The generation of menus from command transitions captures the procedural knowledge of the system. Although a command language may allow the user to follow any command with any other command, the procedural knowledge about the system dictates what sequence is actually appropriate. It is suggested that menus should convey procedural knowledge about the system in the way that they are displayed. Hierarchical menus do this automatically. In broad pull-down menus, however, procedural information is often missing and the user does not know in what order selections must be made in order to perform a task. Well designed menus convey procedure as well as breadth of choice.
Menus are inherently data structures that contain knowledge about the domain of items. Menu design rests heavily on the elicitation of that knowledge from users and its incorporation in the organization of menus. Three approaches to menu organization were presented. The clustering approach is a relatively simple procedure for generating hierarchical structures. The top-down variant of clustering starts with the total set and successively subdivides items according to some organizing principles. The bottom-up variant starts with forming a number of clusters of items and then forming clusters of clusterings.
The second approach is to extract a semantic space from user assessments of similarity or relatedness among items. This approach has been used for hierarchical structures but it is probably best suited for organizing items within single menu frames. The third approach is to use observed frequency and sequence information to structure the menu in terms of efficiency. This approach may be devoid of semantic knowledge about the menu since it is based only on frequency of use.
All three approaches have considerable merit in eliciting relational information from the users that can be used to organize menus. Each method captures a different aspect of organizing knowledge and must be used appropriately in the design of real systems. Whatever the organizing principle, it must fit the task to be performed by the user.

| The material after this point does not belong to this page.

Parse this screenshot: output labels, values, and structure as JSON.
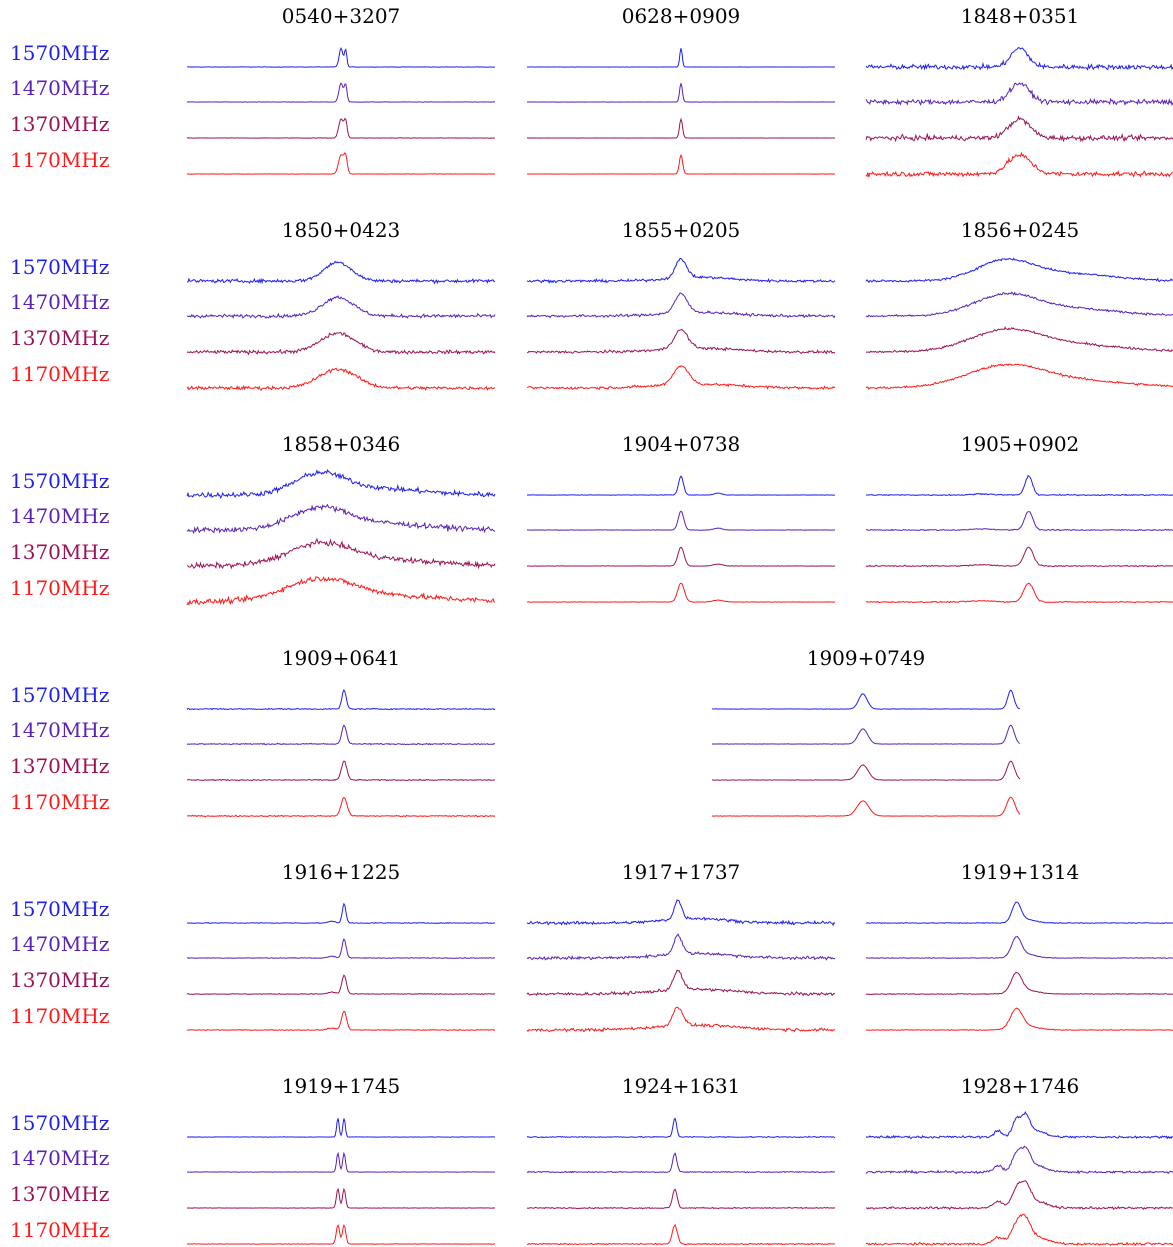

It is clear that the quality of organization depends on the amount of knowledge of the individuals organizing the menu. It is important that designers solicit input from knowledgeable users rather than just any users and to remember that menu organization should be congruent with the way in which users think about the system.
The organization and layout of menus is extremely important in design. It determines not only the superficial "look and feel" of the system, but its very essence. Menu organization contains the declarative and procedure knowledge that drives the system. Consequently, the challenge is to generate and organize the system according to principles of efficient menu design and at the same time project a knowledge structure that in some meaningful way guides the user through the system.